Bar Fly

The bartender could see him coming from across the street, and had his double whiskey on the rocks ready for him by the time he sat down. He was old, and moving pretty slow these days, but he was still self sufficient enough to make it to the bar on his own. He would sit in the same corner of the bar at the same time every day. He would drink two double whiskeys on the rocks while he read from a book with a faded photo to mark his spot.

He would read through the first drink, then put the book down and chat with the bartender through the second. If the conversation was interesting enough, he would have a third, but never a fourth. Once he was done, he would drop too much cash underneath his empty glass and wave at the bartender with a simple “See ya tomorrow”.

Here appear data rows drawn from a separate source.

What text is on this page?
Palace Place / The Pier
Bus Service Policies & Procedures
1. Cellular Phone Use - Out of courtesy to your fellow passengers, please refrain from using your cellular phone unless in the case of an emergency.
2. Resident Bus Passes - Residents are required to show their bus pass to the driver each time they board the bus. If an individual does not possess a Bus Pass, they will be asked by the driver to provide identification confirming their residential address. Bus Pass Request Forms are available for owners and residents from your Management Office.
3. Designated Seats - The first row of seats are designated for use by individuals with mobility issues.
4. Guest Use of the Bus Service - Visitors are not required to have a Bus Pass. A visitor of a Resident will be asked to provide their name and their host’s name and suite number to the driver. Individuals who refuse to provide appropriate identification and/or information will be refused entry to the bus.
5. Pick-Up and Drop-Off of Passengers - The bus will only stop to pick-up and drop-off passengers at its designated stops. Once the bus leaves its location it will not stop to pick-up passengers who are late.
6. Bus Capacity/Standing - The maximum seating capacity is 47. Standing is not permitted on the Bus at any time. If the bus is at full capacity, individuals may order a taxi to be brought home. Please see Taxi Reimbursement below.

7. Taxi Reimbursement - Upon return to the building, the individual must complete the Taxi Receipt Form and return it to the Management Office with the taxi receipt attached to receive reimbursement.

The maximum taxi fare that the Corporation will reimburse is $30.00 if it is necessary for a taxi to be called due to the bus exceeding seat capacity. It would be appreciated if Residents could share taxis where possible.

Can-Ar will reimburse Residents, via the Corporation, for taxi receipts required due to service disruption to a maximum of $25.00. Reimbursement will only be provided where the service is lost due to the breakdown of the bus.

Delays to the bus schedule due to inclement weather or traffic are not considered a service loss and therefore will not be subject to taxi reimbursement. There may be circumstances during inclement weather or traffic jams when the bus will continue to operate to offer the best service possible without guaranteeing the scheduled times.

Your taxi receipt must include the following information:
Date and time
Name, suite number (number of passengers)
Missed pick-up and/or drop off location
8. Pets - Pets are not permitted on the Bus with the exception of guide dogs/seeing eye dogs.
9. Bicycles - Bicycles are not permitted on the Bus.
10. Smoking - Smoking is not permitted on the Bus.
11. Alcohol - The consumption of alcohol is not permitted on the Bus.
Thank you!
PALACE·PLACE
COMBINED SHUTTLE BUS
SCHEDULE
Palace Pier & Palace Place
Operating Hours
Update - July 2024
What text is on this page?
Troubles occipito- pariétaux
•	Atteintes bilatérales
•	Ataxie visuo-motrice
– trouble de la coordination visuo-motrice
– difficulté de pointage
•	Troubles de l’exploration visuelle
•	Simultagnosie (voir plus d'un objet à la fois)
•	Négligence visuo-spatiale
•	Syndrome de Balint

The photo in his book was always the same. Faded and sun bleached, two young kids arm in arm and smiling. He handled the photo with the habitual yet burdened reverence of a cross borne for decades. He didn’t own a phone, there was no one left to call him anymore.

The books he read were always fiction. Non-fiction books were just as fictitious, he argued, at least fiction books were honest about it. Plus, fiction books wrapped up their stories into nice bows, with no loose ends or nagging open issues. Non-fiction just made him mad, the world was always the same story over and over again. Just… loss and sorrow repeated.

His doctor told him he needed to stop drinking. He just smiled and told the doctor that he was more likely to die with a drink in his hand. On that, both he and the doctor agreed. Truth is, he didn’t care, and didn’t even really know why he went to the doctor anymore. Just someone to talk to, he supposed.

One Wednesday afternoon, his book was down on the bar and he was chatting with the bartender, when the door opened behind him and he heard the sound of heals clicking on the floor coming up. “Hi, Bobby,” she said behind him.

His eyes closed for a minute as he relived decades of memories from a lifetime ago, then turned around. She was decades his younger but no longer young. She wore a red dress, a sun hat and large sunglasses with lipstick that matched the dress. She looked good, but none of that hid the grey hairs streaking through her blonde mane, or the wrinkles around her mouth from too many years smiling. “Hey, darlin’,” he said with the warm, sad reservation of someone glad to see you at a funeral, “been a while.”

“A long while,” she smiled and hugged him. The bartender gave her a nod and she pointed at a bottle of wine behind him. He dropped the glass and politely found something to clean on the other side of the bar.

“What brings you to my corner?” he asked, scared of the answer.

“Ben,” she said, knowing his fear, not wanting to hurt him but having no choice in the matter. His eyes closed and breath shuttered for a moment, “I found him,” she finished.

For the first time in 28 years, he dropped his glass of whiskey.